Geburtstag: Den Weltladen "Esperanza" gibt es seit 20 Jahren / Aktionen zum Fest sind in Planung
Von Endrik Baublies
Der Verein "Initiative fairer Handel" hat den Weltladen "Esperanza" im Dezember 1995 aus der Taufe gehoben. Das ist – mit etwas Verspätung – Grund für einen Rück- und einen Ausblick.
Lahr. Irene Schleimer, Vorsitzende des Vereins, Stellvertreterin Marianne Rager und Christof Fischer-Rimpf, ehemaliger Vorsitzender, stellten die Idee und den Erfolg nach 20 Jahren in einem Pressegespräch am Donnerstag vor. Warum die Gründung des Weltladens erst jetzt gefeiert wird, ist einfach zu erklären. Der genaue Geburtstag wäre im Weihnachtsgeschäft 2015 sicher nicht so beachtet worden wie jetzt im Frühjahr.

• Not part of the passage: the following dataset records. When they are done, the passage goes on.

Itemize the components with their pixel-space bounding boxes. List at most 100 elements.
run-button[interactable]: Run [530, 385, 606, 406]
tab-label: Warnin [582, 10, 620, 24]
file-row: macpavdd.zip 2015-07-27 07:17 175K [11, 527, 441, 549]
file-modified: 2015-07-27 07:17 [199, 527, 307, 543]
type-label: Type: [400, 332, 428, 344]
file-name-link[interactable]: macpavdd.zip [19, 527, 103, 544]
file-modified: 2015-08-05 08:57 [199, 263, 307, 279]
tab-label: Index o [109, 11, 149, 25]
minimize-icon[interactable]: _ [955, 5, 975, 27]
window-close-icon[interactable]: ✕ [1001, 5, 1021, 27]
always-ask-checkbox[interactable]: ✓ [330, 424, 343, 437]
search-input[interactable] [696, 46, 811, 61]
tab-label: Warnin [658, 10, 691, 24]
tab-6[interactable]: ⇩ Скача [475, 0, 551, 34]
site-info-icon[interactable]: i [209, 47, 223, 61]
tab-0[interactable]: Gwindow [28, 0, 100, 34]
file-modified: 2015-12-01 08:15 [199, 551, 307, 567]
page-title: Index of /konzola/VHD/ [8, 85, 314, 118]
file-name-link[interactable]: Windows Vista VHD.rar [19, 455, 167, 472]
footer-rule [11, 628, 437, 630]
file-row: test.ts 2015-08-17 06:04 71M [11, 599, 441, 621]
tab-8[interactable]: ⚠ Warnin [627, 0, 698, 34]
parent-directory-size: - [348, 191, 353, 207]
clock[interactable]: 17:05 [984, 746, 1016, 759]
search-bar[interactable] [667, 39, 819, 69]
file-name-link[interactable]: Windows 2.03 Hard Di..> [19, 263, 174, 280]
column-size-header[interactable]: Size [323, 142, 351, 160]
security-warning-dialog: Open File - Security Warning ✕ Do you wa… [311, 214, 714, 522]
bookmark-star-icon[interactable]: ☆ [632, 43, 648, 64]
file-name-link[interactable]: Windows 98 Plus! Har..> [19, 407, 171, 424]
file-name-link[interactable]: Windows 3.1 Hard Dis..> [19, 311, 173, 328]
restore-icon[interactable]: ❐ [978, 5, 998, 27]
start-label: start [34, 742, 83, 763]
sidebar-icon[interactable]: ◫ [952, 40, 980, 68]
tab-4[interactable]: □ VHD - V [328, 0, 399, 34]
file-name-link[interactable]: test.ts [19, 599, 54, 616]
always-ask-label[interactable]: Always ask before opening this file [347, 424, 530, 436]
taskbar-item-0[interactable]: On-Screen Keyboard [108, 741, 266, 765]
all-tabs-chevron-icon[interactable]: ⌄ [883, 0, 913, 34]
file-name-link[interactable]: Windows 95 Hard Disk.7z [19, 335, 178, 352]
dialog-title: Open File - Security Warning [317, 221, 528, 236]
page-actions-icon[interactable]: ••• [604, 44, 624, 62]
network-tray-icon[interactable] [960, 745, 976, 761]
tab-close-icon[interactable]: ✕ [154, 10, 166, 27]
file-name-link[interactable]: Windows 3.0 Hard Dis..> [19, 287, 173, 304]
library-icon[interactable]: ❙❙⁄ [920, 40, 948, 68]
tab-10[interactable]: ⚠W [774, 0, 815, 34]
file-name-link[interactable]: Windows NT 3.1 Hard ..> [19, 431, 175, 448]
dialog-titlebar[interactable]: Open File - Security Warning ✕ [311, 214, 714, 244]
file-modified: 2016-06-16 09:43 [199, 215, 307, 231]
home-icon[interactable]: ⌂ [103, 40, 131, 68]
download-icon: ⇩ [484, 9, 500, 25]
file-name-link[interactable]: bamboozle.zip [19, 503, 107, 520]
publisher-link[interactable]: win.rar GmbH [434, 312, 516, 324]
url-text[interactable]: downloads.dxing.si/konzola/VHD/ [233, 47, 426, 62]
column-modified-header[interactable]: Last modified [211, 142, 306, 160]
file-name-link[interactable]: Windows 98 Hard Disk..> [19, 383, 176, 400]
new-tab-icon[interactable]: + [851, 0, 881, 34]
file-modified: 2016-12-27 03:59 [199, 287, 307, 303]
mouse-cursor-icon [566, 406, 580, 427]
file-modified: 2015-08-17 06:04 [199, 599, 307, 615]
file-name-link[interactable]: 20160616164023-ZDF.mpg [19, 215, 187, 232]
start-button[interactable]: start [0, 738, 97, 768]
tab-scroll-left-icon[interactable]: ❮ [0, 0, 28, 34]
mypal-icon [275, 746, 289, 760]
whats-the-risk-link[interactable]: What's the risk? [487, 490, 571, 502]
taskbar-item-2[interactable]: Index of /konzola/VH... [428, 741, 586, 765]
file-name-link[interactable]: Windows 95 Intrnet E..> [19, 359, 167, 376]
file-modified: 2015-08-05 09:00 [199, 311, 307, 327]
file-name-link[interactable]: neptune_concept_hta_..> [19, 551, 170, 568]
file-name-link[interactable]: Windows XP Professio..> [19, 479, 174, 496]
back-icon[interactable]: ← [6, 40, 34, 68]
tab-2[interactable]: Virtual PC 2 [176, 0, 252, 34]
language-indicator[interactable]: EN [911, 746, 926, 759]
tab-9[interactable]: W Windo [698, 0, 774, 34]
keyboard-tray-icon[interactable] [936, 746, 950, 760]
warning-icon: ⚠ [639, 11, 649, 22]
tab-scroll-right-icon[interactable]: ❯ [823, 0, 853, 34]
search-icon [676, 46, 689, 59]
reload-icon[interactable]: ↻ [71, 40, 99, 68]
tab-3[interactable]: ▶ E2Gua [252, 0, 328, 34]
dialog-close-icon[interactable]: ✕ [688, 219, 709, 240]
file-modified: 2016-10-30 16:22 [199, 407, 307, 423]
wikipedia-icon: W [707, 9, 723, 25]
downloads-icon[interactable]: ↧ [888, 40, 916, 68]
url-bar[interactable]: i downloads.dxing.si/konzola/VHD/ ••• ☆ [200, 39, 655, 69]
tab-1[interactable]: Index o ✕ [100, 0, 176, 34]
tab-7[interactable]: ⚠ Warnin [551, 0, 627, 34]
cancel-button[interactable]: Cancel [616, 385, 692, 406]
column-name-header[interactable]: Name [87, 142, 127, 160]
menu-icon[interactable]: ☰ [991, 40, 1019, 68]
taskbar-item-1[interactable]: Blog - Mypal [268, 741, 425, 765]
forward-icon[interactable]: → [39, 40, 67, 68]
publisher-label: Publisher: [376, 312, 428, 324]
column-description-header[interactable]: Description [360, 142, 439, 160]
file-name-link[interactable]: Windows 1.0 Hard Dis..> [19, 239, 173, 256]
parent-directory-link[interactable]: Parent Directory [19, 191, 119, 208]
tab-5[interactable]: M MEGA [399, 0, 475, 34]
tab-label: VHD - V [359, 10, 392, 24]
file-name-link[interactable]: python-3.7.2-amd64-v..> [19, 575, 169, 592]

Das Trio betonte, dass das Engagement aller Ehrenamtlichen, seien es die 24 Vereinsmitglieder oder die 21 Helferinnen im Geschäft, schon etwas Besonderes wäre. Die Idee des fairen Handels habe sich gerade deswegen immer mehr in Lahr und der Umgebung festgesetzt.
Es gibt bei "Esperanza", seit 2006 unter der Adresse Am Marktplatz 12 zu finden, inzwischen 700 verschiedene Produkte. Einige seien in den vergangenen Jahren ein regelrechtes Markenzeichen in der Stadt geworden. Das beste Beispiel dafür ist der "Lahrtino-Kaffee", der unter anderem bei der Stadtverwaltung und im Treffpunkt Stadtmühle verwendet wird. Neben Klassikern des Siegels "Fair Trade" wie Kaffee, Tee, Schokolade und Gewürze bietet "Esperanza" inzwischen viel mehr: Kunsthandwerk, Textilien, Wohn- oder Modeaccessoires und Geschenkartikel. Dabei garantiert der Verein, der hinter der Idee des Weltladens steht und "Esperanza" trägt, dass die Produkte umweltschonend mit fairen Preisen und ohne Ausbeutung angebaut und gehandelt werden. Konkret bedeutet das, dass alles, was im Weltladen verkauft wird, der Sicherung der Lebensgrundlage von Menschen dient, die aus wirtschaftlich benachteiligten Ländern kommen.
Der "Lahrtino-Kaffee" und alle anderen Produkte im Weltladen können preislich nicht mit großen Supermärkten mithalten. Das sei auch gar nicht gewollt und widerspreche der Idee des fairen Handels. Im Gegenteil, der Verein legt für etwas mehr Geld bei den Produkten im Geschäft gerade auf die Herkunft aus fairem Handel und den Nachweis Wert, dass alle Produkte aus einer menschenwürdigen Arbeit stammen.
Inzwischen können der Verein und die Helferinnen "Esperanza" jeden Wochentag von neun bis 13 Uhr und Montag, Dienstag, Donnerstag und Freitag von 14.30 bis 18.30 Uhr öffnen. Das biete den Kunden auch mehr Möglichkeiten, hier einzukaufen. Und macht sich umgekehrt in der Frequenz und im Umsatz bemerkbar.
Um für die Idee zu werben, bietet der Verein regelmäßig Fortbildungen an Schulen an. Auch die Zusammenarbeit mit dem Agenda-Büro der Stadtverwaltung lobt das Trio. Es gibt Kochkurse und Veranstaltungen bei der VHS und in der Mediathek über den fairen Handel. Der Verein engagiert sich obendrein beim Ferienprogramm in Lahr und der Gemeinde Friesenheim.
Geplant sind in naher Zukunft Aktionen zum internationalen Weltladentag am Samstag, 14. Mai. Der eigene Geburtstag wird sicher auch noch gebührend gefeiert werden. Der Titel "Fair-Jubeln" steht bereits fest. Sicher ist auch, dass das im Weltladen am Marktplatz gefeiert wird. Einen genauen Termin gibt es allerdings noch nicht.